Last year, the Brazilian Football Association gifted World Cup officials Parmigiani watches worth more than $24,000 each. Now, after ordering officials to return the watches, the FIFA ethics committee will donate them to charity.
According to The Guardian, the Brazilian Football Association gave FIFA officials 65 watches during a FIFA Congress in Sao Paulo. The FIFA ethics committee told recipients that it would not open formal proceedings if they handed the watches over, and the watches were returned and donated to the global nonprofit streetfootballworld, which drives social change through soccer.
FIFA’s ethics committee said that accepting gifts of that value violated its rules. Some FIFA officials argued that they did not know how much the watches were worth, and that they didn’t even notice them in the gift bag until days later.

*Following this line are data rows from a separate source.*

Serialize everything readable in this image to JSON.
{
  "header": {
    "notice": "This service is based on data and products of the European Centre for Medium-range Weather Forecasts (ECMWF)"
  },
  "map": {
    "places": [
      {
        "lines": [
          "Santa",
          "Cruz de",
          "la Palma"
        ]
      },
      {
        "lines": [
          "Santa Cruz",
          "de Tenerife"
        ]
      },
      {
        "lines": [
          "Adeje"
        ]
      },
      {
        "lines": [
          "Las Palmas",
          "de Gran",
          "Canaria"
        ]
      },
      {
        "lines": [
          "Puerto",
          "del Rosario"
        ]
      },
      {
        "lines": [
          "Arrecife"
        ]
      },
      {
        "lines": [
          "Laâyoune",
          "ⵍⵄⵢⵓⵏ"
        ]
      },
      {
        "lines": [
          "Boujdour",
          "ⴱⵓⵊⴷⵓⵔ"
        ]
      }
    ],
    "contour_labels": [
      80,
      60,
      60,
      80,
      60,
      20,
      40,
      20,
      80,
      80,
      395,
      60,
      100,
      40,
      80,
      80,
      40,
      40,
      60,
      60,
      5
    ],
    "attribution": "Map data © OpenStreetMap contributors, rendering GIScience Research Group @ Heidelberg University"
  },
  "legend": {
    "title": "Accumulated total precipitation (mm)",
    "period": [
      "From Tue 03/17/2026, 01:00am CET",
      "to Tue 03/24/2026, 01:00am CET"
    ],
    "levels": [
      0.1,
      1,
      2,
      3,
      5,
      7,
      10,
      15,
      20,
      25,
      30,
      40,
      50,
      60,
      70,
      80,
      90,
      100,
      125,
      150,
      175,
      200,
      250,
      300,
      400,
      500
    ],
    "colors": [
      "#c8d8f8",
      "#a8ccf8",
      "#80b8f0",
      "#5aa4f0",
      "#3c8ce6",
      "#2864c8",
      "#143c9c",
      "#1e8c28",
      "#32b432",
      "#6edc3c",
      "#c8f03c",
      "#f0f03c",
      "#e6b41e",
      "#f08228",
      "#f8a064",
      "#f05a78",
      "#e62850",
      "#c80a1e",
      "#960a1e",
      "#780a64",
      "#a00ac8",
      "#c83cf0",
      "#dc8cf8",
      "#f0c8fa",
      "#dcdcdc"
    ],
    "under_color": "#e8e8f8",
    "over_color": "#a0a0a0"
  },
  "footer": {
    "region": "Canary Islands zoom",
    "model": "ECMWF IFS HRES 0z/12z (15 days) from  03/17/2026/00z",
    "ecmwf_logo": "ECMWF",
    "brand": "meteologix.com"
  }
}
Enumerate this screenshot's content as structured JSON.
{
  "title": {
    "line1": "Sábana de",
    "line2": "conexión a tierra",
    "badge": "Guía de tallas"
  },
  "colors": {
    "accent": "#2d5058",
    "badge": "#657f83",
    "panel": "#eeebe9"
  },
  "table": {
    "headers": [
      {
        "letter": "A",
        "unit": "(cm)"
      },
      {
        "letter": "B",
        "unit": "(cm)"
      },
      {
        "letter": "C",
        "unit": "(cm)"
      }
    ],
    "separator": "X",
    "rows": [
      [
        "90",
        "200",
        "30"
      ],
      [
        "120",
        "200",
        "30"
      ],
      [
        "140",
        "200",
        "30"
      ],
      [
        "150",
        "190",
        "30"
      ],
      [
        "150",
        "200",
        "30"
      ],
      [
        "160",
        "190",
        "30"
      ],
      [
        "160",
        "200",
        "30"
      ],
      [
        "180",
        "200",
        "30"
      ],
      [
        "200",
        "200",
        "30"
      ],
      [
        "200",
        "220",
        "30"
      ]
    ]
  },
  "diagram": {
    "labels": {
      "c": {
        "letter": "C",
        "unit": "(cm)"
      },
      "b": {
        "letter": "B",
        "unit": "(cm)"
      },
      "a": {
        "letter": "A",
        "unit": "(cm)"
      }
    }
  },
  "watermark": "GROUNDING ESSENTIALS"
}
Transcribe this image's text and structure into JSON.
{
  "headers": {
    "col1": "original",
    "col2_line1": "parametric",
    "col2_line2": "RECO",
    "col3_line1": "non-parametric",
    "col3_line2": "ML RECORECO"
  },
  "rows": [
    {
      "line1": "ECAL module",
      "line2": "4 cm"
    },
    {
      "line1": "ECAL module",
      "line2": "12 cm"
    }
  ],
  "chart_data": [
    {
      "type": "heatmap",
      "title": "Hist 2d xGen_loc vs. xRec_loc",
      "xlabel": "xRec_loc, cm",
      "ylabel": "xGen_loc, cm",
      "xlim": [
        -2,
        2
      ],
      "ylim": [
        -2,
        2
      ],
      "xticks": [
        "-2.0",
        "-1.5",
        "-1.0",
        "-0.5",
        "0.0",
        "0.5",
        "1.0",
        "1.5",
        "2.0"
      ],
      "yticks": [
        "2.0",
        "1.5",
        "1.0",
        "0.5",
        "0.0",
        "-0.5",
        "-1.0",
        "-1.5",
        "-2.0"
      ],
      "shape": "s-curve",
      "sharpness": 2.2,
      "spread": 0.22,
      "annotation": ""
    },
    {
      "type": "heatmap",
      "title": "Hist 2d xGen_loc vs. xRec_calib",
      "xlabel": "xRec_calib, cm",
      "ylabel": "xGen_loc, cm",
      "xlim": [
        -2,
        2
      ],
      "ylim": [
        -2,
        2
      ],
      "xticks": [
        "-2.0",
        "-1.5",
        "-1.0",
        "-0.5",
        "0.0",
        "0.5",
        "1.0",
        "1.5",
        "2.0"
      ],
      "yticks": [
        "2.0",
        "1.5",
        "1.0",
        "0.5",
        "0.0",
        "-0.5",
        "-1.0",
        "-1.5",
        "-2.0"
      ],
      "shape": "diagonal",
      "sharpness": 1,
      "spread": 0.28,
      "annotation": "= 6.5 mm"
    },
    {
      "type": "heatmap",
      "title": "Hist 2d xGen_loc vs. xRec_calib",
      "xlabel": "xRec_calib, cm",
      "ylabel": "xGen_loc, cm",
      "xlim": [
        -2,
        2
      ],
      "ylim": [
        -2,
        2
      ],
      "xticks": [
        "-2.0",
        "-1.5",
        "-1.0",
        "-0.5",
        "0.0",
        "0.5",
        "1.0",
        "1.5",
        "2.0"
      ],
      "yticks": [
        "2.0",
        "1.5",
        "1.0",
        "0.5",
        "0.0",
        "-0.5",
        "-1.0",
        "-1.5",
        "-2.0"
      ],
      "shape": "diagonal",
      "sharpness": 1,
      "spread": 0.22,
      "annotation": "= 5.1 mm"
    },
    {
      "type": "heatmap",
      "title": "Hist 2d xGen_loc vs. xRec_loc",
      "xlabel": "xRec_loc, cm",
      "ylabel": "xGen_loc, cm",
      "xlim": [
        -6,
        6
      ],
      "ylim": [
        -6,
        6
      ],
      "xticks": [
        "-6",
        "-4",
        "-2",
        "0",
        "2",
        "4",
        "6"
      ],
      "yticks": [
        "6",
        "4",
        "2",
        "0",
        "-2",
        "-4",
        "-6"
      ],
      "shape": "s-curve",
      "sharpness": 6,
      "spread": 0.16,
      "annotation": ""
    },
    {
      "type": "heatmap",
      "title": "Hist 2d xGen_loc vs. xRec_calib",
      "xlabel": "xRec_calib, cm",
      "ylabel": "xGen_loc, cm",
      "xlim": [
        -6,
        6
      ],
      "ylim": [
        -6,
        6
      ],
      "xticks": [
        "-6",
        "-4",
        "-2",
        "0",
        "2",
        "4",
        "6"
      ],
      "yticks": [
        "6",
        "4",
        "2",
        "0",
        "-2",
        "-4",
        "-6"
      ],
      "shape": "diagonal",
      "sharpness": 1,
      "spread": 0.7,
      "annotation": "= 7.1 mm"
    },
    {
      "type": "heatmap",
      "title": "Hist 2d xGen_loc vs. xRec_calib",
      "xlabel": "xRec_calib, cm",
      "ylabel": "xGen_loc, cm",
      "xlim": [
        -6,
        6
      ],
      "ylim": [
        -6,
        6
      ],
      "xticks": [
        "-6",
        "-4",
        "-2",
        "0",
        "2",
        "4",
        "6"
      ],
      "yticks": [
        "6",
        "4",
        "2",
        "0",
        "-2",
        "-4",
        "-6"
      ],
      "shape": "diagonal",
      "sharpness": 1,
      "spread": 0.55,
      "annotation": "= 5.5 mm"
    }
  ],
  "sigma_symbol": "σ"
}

“I found that watch in a bag that was placed in our room,” Michel D’Hooghe, a FIFA executive committee member, told The Guardian last year. “It’s only after one week that I opened it, I saw there was a watch with a plastic bracelet and the mark ‘Parmigiano’ (sic).”
He added that FIFA executives receive watches regularly as a classic present in soccer.
“It was the fourth watch I’ve had since I started doing this job,” Greg Dyke, chairman of the British Football Association, said. “Everywhere you go you get those watches. I wouldn’t know a [$24,000] watch if my life depended on it. No one should give you a [$24,000] watch without telling you what it’s worth.”
According to FIFA’s code of ethics, officials should not accept gifts more than “symbolic or trivial value,” and that “if in doubt, gifts shall not be offered or accepted.” It further indicates that ignorance does not excuse recipients from penalty.